Alternatively, to build the terminal app Linux container image, run the following command within the project's root directory (requires Docker to be installed):

make build-vui

Run

  1. Start the LocalAI API server (LLM server) by running the following within the project's root directory:
make run-localai
  1. Browse the LocalAI web GUI at http://127.0.0.1:8080/browse/ and search and install the models you want to use. When using the default AI Assistant VUI configuration, you need to install whisper-1 (STT), localai-functioncall-qwen2.5-7b-v0.5 (chat) and voice-en-us-amy-low (TTS).

3a) Run the server (within another terminal):

make run-server

Now you can browse the web app at https://localhost:8443 to talk to the AI assistant. Please note that by default the server generates a self-signed TLS certificate. TLS is necessary in order to let the webapp access the microphone when browsing it from a host other than localhost, e.g. from your phone.

3b) Alternatively, run the VUI (within another terminal):

make run-vui INPUT_DEVICE="KLIM Talk" OUTPUT_DEVICE="ALC1220 Analog"
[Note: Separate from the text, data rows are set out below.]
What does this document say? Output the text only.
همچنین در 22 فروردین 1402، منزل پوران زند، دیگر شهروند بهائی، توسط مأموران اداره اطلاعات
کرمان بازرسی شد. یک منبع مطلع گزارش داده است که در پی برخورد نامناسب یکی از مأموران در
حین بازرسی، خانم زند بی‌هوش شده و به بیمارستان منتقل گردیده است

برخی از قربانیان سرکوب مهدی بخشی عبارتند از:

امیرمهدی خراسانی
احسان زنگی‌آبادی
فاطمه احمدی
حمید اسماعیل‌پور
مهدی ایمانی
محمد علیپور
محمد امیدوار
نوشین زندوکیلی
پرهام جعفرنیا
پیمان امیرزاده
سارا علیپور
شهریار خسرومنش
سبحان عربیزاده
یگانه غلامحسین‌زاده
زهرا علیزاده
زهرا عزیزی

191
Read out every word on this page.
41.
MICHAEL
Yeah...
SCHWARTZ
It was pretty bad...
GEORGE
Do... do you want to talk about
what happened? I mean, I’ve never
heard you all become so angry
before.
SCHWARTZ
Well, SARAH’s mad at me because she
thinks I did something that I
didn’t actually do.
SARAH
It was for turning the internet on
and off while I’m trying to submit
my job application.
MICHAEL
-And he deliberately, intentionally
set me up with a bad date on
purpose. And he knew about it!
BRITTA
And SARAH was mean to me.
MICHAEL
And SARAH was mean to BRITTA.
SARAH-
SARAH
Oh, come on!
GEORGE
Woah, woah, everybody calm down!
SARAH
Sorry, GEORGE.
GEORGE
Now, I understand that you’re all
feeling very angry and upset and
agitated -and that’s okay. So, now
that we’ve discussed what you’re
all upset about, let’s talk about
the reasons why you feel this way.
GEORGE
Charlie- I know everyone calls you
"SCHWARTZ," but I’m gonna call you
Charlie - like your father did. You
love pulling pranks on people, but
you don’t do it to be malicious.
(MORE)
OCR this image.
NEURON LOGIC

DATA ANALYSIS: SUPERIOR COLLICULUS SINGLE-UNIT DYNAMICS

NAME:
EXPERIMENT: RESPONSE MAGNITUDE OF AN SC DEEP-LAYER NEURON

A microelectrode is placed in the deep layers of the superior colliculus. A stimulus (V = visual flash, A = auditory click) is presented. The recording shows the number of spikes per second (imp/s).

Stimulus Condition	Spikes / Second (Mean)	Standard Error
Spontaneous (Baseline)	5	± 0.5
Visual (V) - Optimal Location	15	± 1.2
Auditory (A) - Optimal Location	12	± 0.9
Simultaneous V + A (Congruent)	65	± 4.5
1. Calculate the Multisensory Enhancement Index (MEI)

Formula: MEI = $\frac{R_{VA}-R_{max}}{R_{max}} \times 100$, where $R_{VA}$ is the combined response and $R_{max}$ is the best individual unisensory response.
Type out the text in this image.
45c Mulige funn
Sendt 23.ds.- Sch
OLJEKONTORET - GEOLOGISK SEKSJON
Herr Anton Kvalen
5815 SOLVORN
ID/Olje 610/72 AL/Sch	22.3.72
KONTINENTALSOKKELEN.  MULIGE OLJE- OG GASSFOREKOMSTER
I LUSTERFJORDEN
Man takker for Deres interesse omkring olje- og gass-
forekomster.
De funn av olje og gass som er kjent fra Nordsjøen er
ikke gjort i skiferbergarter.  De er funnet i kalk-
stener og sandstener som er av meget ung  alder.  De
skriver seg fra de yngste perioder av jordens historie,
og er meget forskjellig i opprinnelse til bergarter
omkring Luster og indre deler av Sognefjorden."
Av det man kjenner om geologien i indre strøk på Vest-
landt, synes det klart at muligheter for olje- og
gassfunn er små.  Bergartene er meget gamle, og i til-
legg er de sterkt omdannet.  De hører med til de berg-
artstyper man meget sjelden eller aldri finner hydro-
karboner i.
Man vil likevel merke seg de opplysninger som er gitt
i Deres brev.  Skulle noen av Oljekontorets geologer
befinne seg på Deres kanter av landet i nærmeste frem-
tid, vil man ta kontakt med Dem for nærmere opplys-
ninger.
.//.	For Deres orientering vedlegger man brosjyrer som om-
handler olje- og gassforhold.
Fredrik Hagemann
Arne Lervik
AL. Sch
You will likely have to replace the values of INPUT_DEVICE and OUTPUT_DEVICE with the names or IDs of your audio devices (available devices are listed in the log). You may not be able to use an audio device when another program (e.g. your browser) is already using it. In that case, please close other programs, wait a few seconds and then re-run the VUI.

You need to mention the configured wake word (defaults to "Computer") with each request to the AI assistant. For instance you can ask "Computer, what's the capital of Germany?"

Implementation details

The application is written in Go, leveraging its static typing and concurrency features.

Schematic sequence diagram: Sequence diagram

Limitations

  • The wake word must be recognized by the whisper model - this could be improved potentially using a specialized wake word model.
  • Context size and storage:
    • To keep the context size minimal and speed up inference, only the last user request corresponding AI response and tool results are kept within the chat history - otherwise the context size is quickly exceeded.
  • Due to a LocalAI LLM bug function calls are often repeated infinitely - this is detected and prevented by re-requesting chat completion without the function in that case, increasing the response latency, though.
  • Audio device usage: The terminal app container does not work with pulseaudio but ALSA and therefore requires no other application to use the same audio devices it uses - alternatively, the web app can be used, though.
  • Other people can also give the AI commands (e.g. somebody on the street shouting through the window) - voice recognition could protect against that.

Roadmap

  • Context size and storage:
    • Chat history retention: Detect when the maximum context size would be exceeded and delete old messages only in that case, starting with the first user request and assistant response.
    • Add Retrieval-Augmented Generation (RAG) support to kind of support an infinite context size: write the chat history (and other personal information) into a vector database, query it for every user request to find related information and add it to the message history before sending it to the chat completion endpoint.
  • Add a wake word engine in order to save energy/STT API requests.
  • Authentication via voice recognition to make the assistant aware of who is talking and to protect against other people commanding the assistant.

Credits

When I searched the web for an existing implementation of such an application or similar to start with, I found the STT translator go-whisper-cpp-server-example from where I copied and adjusted a couple of code snippets.